When Tierney heard that Giffords had been shot, his mind immediately turned to his close friend Loughner: “They hadn’t released the name, but I said, ‘Holy shit, I think it’s Jared that did it.’”

Tierney and Loughner became friends during their sophomore year of high school. Back then, Loughner was just an average teenager. “He was playing drums, doing band things, playing sax,” Tierney recalled. “He was raised on writing and reading music.”

It wasn’t until junior or senior year that Loughner began showing signs of trouble. He became a “nihilist” according to Tierney, obsessing over semantics and “lucid dreaming.” He became convinced that he could control his dreams and create an alternative reality where he could do whatever he wanted. “I saw his dream journal once. That’s the golden piece of evidence,” according to Tierney. “You want to know what goes on in Jared Loughner’s mind, there’s a dream journal that will tell you everything.”

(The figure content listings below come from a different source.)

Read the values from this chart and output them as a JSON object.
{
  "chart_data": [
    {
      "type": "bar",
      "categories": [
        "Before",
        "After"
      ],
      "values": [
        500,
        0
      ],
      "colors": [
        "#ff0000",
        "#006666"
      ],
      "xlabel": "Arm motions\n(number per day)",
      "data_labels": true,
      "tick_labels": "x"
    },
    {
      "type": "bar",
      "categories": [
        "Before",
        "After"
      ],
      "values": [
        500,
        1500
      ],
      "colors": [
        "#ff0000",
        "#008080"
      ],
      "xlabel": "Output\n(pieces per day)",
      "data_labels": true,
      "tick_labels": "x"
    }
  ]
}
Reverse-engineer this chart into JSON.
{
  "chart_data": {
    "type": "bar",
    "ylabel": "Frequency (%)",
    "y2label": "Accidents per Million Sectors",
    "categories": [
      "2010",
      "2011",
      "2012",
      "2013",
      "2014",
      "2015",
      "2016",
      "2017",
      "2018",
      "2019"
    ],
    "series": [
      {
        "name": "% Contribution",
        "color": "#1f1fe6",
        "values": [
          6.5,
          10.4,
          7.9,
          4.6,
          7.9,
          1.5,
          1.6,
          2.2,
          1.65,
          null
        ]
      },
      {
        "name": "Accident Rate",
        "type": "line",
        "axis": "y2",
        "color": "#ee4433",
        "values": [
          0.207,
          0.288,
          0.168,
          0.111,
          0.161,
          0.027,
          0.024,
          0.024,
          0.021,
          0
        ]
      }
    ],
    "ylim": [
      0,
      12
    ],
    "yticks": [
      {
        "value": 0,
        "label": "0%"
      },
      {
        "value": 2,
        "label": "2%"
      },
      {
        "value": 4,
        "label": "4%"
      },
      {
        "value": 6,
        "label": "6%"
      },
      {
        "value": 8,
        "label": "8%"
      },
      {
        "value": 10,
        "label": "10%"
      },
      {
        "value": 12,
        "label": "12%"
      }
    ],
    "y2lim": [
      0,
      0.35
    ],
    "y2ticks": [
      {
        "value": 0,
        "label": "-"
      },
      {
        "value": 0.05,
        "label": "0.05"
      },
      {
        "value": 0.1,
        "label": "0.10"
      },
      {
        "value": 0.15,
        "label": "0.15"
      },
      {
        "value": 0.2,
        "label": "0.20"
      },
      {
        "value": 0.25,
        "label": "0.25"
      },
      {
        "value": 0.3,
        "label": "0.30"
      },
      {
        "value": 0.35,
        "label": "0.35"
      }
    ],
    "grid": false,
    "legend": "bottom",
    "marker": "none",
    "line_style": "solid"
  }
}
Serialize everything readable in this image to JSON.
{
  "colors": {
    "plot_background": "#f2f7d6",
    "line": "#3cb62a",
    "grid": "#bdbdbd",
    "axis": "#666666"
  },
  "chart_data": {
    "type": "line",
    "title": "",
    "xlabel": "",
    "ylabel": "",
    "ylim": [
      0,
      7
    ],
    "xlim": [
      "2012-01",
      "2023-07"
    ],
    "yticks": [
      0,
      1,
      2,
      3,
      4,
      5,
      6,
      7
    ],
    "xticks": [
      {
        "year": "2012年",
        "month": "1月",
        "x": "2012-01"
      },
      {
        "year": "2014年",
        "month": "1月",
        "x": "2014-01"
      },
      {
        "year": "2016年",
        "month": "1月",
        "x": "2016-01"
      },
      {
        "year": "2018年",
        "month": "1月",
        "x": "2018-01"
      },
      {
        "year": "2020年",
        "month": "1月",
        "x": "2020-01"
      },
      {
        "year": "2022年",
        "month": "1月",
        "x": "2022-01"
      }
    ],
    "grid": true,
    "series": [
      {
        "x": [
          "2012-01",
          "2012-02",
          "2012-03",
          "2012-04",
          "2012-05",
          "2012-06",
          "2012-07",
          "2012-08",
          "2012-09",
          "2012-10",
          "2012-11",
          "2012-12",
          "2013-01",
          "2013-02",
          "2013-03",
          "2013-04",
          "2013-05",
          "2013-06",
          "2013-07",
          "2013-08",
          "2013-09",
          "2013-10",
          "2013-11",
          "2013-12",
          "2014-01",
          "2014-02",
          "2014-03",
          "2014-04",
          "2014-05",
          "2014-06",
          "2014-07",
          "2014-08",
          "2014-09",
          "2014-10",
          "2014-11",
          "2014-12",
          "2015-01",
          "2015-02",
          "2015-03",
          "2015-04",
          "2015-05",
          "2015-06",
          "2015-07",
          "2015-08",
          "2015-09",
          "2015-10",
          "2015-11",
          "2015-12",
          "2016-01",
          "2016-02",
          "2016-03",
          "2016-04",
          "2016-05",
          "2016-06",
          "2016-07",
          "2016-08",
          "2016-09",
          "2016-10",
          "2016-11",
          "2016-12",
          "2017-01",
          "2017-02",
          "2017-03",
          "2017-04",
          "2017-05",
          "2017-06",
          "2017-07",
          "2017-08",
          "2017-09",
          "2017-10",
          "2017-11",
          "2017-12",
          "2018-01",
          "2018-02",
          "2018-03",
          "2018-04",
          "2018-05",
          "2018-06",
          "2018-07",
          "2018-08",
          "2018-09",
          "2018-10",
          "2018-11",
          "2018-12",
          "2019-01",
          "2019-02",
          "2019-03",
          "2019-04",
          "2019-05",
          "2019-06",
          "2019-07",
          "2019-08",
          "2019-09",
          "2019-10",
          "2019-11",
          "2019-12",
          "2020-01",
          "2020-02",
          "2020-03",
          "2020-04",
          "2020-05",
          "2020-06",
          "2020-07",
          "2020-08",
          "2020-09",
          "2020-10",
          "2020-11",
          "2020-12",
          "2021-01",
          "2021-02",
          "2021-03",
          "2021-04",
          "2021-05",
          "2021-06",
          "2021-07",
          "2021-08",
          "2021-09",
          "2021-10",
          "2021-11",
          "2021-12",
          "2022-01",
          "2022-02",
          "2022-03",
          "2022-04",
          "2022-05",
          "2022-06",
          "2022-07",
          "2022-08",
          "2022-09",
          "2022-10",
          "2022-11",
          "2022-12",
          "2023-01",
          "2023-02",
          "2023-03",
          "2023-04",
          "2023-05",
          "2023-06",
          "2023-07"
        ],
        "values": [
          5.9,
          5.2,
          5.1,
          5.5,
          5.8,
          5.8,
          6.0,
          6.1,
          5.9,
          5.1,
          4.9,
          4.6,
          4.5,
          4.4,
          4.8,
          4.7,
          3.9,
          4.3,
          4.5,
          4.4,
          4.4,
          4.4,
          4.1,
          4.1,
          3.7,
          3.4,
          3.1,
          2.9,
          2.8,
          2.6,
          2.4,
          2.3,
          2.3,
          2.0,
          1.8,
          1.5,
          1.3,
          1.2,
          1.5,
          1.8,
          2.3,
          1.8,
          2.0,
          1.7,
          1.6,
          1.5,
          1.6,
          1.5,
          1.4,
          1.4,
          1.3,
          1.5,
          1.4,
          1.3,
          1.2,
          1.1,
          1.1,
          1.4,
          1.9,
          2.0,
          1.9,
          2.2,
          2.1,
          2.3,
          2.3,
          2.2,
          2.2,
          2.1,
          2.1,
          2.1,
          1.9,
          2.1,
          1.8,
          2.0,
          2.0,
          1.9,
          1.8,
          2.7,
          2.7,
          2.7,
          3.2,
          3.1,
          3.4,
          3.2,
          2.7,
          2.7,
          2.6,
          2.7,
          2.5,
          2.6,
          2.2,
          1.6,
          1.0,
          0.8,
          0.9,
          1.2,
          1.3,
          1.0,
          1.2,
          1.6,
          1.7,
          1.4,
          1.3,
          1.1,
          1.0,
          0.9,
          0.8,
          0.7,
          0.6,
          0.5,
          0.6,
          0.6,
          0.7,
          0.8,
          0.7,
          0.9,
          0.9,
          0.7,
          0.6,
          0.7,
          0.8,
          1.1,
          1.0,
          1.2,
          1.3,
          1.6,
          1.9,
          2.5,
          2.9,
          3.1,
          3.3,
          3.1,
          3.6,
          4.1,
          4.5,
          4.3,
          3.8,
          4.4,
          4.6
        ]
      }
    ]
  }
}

Loughner smoked pot as a teenager, but Tierney says he had quit by the fall of 2008. After he got clean, “his theories got worse.” He became increasingly angry with the government, although Tierney notes that Loughner did not support a particular political movement or party.

Tierney remembers that Loughner complaining about Giffords years before the shooting. In 2007, Loughner met the congresswoman at a rally. “He told me that she opened up the floor for questions and he asked a question,” Tierney said. “The question was, ‘What is government if words have no meaning?'”

“He said, ‘Can you believe it, they wouldn’t answer my question,’ and I told him, ‘Dude, no one’s going to answer that,'” Tierney continued. “Ever since that, he thought she was fake, he had something against her.”

“When I heard Gabrielle Giffords has been shot, I was like ‘Oh my God…,’” Tierney said. “For some reason I felt like I knew…I felt like if anyone was going to shoot her, it would be Jared.”